If we imagine that in Case A, the parents go along with their daughter’s request to call her Gary and treat her as a boy, the authorities will presumably leave them alone. In Case B, if the boy had agreed with his mother’s desire for him to wear dresses and to be treated as a girl in every respect, the authorities would presumably not have intervened and the boy would now be living as a girl with his mother.
Yet since when has a child’s wishes been the point when local authorities become involved, or the reason why they take the side of the child? There are hundreds of things throughout childhood where parents override their children’s wishes, and where local authorities do not become involved. Of course, local authorities might reply that what we have here is a much more fundamental thing. We are not talking about whether Anna wants a chocolate before dinner, or whether Peter wants to buy a skateboard, but a life-changing decision.
Indeed, but then the authorities in both cases are also making life-changing decisions for the children, in taking them away or threatening to take them from their parents, and so they had better make sure that they know what they are doing. But do they? I would suggest that in Case B, the authorities are indeed acting correctly (though I hope the decision only came after every other avenue was exhausted), whereas in Case A, the authorities are, by threatening the parents, making a terrible error.
Imagine that two such cases had come up back just 20 years ago. What would the authorities have done about them? I think we all know the answer to that. In Case A, they would have intervened only if the parents had requested assistance in helping their daughter overcome what would have seemed to all to be a quite irrational desire. In Case B, they would have intervened to protect the child against his mother, if she had continued to insist on treating him as a girl, just as the local authority in the case today has done.

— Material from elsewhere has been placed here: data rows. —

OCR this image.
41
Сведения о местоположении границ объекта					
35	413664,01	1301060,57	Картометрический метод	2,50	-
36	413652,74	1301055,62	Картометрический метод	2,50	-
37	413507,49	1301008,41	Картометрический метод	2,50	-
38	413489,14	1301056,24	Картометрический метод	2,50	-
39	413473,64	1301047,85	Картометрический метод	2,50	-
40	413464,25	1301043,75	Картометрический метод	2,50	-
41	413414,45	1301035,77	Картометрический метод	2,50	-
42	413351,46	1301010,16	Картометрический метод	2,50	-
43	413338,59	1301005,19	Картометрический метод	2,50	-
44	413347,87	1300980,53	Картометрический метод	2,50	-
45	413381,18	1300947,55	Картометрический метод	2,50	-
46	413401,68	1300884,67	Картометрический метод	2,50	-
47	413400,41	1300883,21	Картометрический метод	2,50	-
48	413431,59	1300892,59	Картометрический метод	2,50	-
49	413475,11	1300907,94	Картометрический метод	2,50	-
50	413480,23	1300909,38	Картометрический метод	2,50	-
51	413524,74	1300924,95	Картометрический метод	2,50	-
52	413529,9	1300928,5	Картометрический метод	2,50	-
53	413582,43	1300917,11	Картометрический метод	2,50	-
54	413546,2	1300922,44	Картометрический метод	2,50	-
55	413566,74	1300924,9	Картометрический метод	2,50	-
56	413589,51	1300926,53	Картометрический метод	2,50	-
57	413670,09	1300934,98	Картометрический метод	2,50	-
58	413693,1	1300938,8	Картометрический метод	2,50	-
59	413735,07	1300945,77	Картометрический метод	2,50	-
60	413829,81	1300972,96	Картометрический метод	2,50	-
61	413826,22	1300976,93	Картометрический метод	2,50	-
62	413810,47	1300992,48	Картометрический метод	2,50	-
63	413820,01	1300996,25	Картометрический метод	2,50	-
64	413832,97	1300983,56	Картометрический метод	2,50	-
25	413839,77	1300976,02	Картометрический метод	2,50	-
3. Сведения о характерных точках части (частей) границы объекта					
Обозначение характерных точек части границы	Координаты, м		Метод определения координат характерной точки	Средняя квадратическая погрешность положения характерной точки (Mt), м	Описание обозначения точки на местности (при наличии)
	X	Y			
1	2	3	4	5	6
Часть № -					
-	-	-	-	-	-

In other words, whilst the mother in Case B would have been treated in the same manner then as now, the parents in Case A are being treated in a diametrically opposite manner. Back then, they would have received the support of the authorities, whereas today the authorities are seriously considering taking their child from them.
So the question that the authorities in Case A must answer is this: what has changed in the intervening years to make your policy move from one which would have offered help to the parents of Child A back then, to a policy where you are considering taking the child from them on grounds of neglect. What objective information has come to light during those years that has caused you to take a diametrically opposite stance in such cases to the one your predecessors would have taken?
The answer is that no objective facts have emerged in the intervening years which prove that the girl in Case A is really a boy. No scientific proof has been found that can show categorically that her problem is her objectively female body, rather than the subjective opinions she has in her head. All that has happened in those years is that the zeitgeist has moved. But is this really a good enough reason to separate the parents and the child? It is not, and the onus on the authorities in Case A is to show why it is that they are now threatening the parents, where once they might have helped them.
Let me end by stating this another way, which I think will show more starkly what is going on. Why is it that we all (I assume all) recognise that the behaviour of the mother in Case B is wrong? Why do we assume that she is harming her child when she insists he is a girl? Why did the judge state that this had caused the child a “great deal of emotional harm”? Is it because he is not really a girl? Or is it merely because he thinks he’s not a girl?
It would have been interesting to have heard some of the conversations between the mother and the local authority in that case. Did they tell her that what she is doing is wrong because her child is a boy? Or did they tell her it was wrong because he believes he is a girl?
If they took the latter approach (which I very much doubt), they would be faced with the question of whether the boy’s judgement can be trusted. I mean, (sarcasm alert) he’s only seven and how can he possibly know he’s a boy at that age? What if his mum is right? How could they be sure?
I suspect, however, that they took the former approach; that is, they told the mother that what she was doing was wrong because her child is actually a boy. How do they know? They know because it’s objectively true.
Which tells us what about the girl in Case A? Not that she is either a girl or a boy because she thinks that – she might think she’s a badger, and it would not make her a badger – but that she is objectively a girl. This, not the child’s wishes, is the real issue the authorities need to get right. And it is why the authorities in Case B have acted entirely correctly, whilst the authorities in Case A are doing something very, very wrong.